Acta fabula
ISSN 2115-8037

2017
Novembre 2017 (volume 18, numéro 9)
Daniele Carluccio

(In)actualité de l’hypersensible

Évelyne Grossman, Éloge de l'hypersensible, Paris, Les Éditions de Minuit, coll. « Paradoxe », 2017, 217 p., EAN 9782707343383.

1Parmi les images du moderne que nous a léguées Charles Baudelaire, il y a celle bien connue de l’hachischin, dont l’ivresse, juste avant sa phase hallucinatoire, se caractérise par « une finesse nouvelle, une acuité supérieure dans tous les sens. L’odorat, la vue, l’ouïe, le toucher participent également à ce progrès. Les yeux visent l’infini. L’oreille perçoit des sons presque insaisissables au milieu du plus vaste tumulte1 ». Puis, rapportées encore dans Les Paradis artificiels, viennent les hallucinations proprement dites, où « la personnalité disparaît » :

Votre attention se reposera un peu trop longtemps sur les nuages bleuâtres qui s’exhalent de votre pipe. […] Par une équivoque singulière, par une espèce de transposition ou de quiproquo intellectuel, vous vous sentirez vous évaporant, et vous attribuerez à votre pipe (dans laquelle vous vous sentez accroupi et ramassé comme le tabac) l’étrange faculté de vous fumer2.

2Hypersensibilité de l’hachischin ou du poète, donc, où celui-ci perd sa personnalité, envahi par l’individualité – « vaporeuse » – de l’objet. Acuité terrible des sens où il n’y a pas lieu de distinguer l’affect de l’intellect, ou la sensation de la connaissance. Hypersensibilité définitoire de l’expérience de la modernité, ouverte à « l’inconscient visuel » d’après Walter Benjamin, ce grand commentateur de Baudelaire, aux yeux de qui le psychanalyste lui-même est un poète des temps modernes (« Il y a cinquante ans, on ne prêtait guère attention à un lapsus échappé au cours d’une conversation », écrit-il dans les années trente3).
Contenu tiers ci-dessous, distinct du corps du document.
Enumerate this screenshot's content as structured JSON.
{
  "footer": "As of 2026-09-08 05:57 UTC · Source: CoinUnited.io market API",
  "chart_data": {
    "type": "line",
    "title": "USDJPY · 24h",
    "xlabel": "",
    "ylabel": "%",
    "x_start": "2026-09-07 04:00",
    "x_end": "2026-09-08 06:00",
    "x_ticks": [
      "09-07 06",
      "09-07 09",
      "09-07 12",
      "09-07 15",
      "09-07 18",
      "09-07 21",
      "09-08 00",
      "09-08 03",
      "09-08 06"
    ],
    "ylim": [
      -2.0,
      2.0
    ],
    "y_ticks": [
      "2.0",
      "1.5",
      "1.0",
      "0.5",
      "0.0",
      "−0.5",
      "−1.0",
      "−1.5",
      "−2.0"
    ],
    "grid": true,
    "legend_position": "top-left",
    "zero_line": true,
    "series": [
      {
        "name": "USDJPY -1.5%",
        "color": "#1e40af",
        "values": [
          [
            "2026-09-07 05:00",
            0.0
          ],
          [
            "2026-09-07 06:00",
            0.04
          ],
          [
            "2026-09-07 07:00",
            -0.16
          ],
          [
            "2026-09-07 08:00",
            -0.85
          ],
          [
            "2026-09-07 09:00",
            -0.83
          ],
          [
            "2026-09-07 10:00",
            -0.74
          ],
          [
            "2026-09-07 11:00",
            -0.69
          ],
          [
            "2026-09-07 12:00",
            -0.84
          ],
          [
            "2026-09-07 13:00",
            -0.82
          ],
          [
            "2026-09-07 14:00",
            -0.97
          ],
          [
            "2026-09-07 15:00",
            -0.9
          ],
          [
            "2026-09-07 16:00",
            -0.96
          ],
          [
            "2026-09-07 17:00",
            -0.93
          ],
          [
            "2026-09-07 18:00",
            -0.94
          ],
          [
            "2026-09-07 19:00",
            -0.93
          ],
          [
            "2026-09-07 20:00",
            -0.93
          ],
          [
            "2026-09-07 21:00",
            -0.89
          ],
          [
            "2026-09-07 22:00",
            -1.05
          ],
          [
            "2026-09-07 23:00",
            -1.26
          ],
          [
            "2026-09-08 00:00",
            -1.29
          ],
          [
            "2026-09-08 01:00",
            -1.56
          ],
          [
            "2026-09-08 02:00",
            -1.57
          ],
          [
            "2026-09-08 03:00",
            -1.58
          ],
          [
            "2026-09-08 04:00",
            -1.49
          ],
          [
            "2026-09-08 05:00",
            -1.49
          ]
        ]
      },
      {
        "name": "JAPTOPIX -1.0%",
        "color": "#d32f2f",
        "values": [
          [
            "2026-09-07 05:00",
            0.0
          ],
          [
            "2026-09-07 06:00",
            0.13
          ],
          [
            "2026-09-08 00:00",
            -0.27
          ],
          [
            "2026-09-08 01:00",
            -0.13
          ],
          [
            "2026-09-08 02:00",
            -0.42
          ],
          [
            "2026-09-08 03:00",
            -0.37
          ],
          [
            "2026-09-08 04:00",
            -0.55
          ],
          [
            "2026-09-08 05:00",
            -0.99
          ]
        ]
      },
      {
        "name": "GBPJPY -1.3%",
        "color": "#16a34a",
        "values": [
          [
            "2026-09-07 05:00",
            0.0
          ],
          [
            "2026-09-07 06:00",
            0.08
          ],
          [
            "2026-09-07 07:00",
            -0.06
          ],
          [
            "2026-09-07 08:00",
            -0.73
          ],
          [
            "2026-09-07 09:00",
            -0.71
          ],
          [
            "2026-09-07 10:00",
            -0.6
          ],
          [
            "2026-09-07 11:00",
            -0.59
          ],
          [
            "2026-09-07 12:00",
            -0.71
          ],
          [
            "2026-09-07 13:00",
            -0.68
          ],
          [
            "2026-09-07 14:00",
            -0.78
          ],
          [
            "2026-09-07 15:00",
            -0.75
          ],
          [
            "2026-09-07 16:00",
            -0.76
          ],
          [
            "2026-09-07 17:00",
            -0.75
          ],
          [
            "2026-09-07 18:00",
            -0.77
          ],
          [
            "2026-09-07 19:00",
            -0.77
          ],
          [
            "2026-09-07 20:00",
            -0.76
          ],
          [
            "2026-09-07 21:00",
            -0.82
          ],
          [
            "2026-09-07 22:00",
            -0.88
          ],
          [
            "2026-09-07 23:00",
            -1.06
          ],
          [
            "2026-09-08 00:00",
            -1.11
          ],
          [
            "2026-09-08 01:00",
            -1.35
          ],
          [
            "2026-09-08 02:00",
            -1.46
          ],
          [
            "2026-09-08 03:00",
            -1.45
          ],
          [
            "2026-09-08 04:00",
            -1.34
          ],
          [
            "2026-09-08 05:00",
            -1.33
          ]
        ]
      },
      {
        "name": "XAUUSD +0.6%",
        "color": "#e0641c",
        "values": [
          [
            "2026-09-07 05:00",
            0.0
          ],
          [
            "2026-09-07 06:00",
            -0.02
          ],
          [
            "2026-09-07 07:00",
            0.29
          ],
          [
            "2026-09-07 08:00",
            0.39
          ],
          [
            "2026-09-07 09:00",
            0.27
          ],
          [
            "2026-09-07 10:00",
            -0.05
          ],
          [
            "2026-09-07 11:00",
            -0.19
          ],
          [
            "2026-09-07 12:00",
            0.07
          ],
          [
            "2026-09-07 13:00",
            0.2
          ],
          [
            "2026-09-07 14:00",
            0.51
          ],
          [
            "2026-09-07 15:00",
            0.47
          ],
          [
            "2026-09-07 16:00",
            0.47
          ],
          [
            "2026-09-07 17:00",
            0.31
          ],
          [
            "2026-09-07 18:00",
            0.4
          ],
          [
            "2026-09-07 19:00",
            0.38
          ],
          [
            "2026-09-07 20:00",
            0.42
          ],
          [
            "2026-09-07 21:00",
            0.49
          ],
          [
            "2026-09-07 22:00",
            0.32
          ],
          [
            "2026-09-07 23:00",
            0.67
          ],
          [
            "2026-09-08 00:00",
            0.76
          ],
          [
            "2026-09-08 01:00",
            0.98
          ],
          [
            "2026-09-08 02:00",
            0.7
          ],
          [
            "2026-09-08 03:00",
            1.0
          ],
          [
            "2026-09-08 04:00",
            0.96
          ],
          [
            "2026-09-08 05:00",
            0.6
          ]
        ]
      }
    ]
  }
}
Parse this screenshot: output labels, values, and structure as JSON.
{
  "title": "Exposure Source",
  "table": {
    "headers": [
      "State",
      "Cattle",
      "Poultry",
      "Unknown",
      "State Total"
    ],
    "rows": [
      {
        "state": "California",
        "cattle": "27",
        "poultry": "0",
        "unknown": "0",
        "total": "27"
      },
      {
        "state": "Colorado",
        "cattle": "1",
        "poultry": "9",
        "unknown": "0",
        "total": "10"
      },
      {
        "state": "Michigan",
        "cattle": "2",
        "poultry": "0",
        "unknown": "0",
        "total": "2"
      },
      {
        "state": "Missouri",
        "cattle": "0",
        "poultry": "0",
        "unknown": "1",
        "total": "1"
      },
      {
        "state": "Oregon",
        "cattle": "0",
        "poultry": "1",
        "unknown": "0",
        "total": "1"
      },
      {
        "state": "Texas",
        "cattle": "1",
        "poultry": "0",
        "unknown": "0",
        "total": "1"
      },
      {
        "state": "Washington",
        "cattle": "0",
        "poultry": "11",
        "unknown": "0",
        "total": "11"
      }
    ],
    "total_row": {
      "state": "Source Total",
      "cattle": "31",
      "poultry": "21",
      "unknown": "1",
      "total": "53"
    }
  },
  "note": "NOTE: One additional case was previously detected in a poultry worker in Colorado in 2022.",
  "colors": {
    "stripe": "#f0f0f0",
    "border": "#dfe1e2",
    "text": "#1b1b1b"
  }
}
Hypersensibilité, modernité, contemporanéité

3Cette question de l’hypersensibilité, Évelyne Grossman, spécialiste de la littérature du xxe siècle et en particulier d’Antonin Artaud et de Samuel Beckett, la développe aujourd’hui dans un essai intitulé Éloge de l’hypersensible, où il faut entendre, par-delà la posture laudative, la conviction de ne pas avoir une thèse forte et frontale à formuler, mais plutôt une idée à faire entendre, dans le commentaire de différentes œuvres. Et c’est au contact de ces œuvres que la pensée et l’écriture d’É. Grossman acquièrent toute leur force – davantage que dans les pages introductives dont on peut regretter qu’elles ne situent pas plus précisément le sujet. L’hypersensibilité est d’abord observée sous l’angle de l’histoire et du genre : « Cet excès de la sensibilité, on l’attribua jadis aux femmes dites hystériques » (p. 7). Quant à l’hypersensibilité masculine, elle fut d’abord l’apanage des marginaux, des poètes, des artistes. Mais É. Grossman remarque, et c’est manifestement pour elle un trait caractéristique de la contemporanéité, que cette différence des sexes face à la sensibilité n’a plus lieu d’être : « de plus en plus nombreux sont ceux et celles qui peuvent s’avouer fragiles, émotifs, vulnérables, voire « écorchés » » (p. 7-8). Il y aurait donc une actualité de l’hypersensibilité, précisément parce que celle-ci concernerait désormais indifféremment les femmes et les hommes, et ceci de manière transversalement assumée. Le temps serait donc venu de considérer l’hypersensibilité « comme un outil d’analyse, un instrument de connaissance fine au service d’un mode de pensée subtil » (p. 8), ce qu’É. Grossman entend justement faire dans son essai – œuvre de « finesse » et de « subtilité ».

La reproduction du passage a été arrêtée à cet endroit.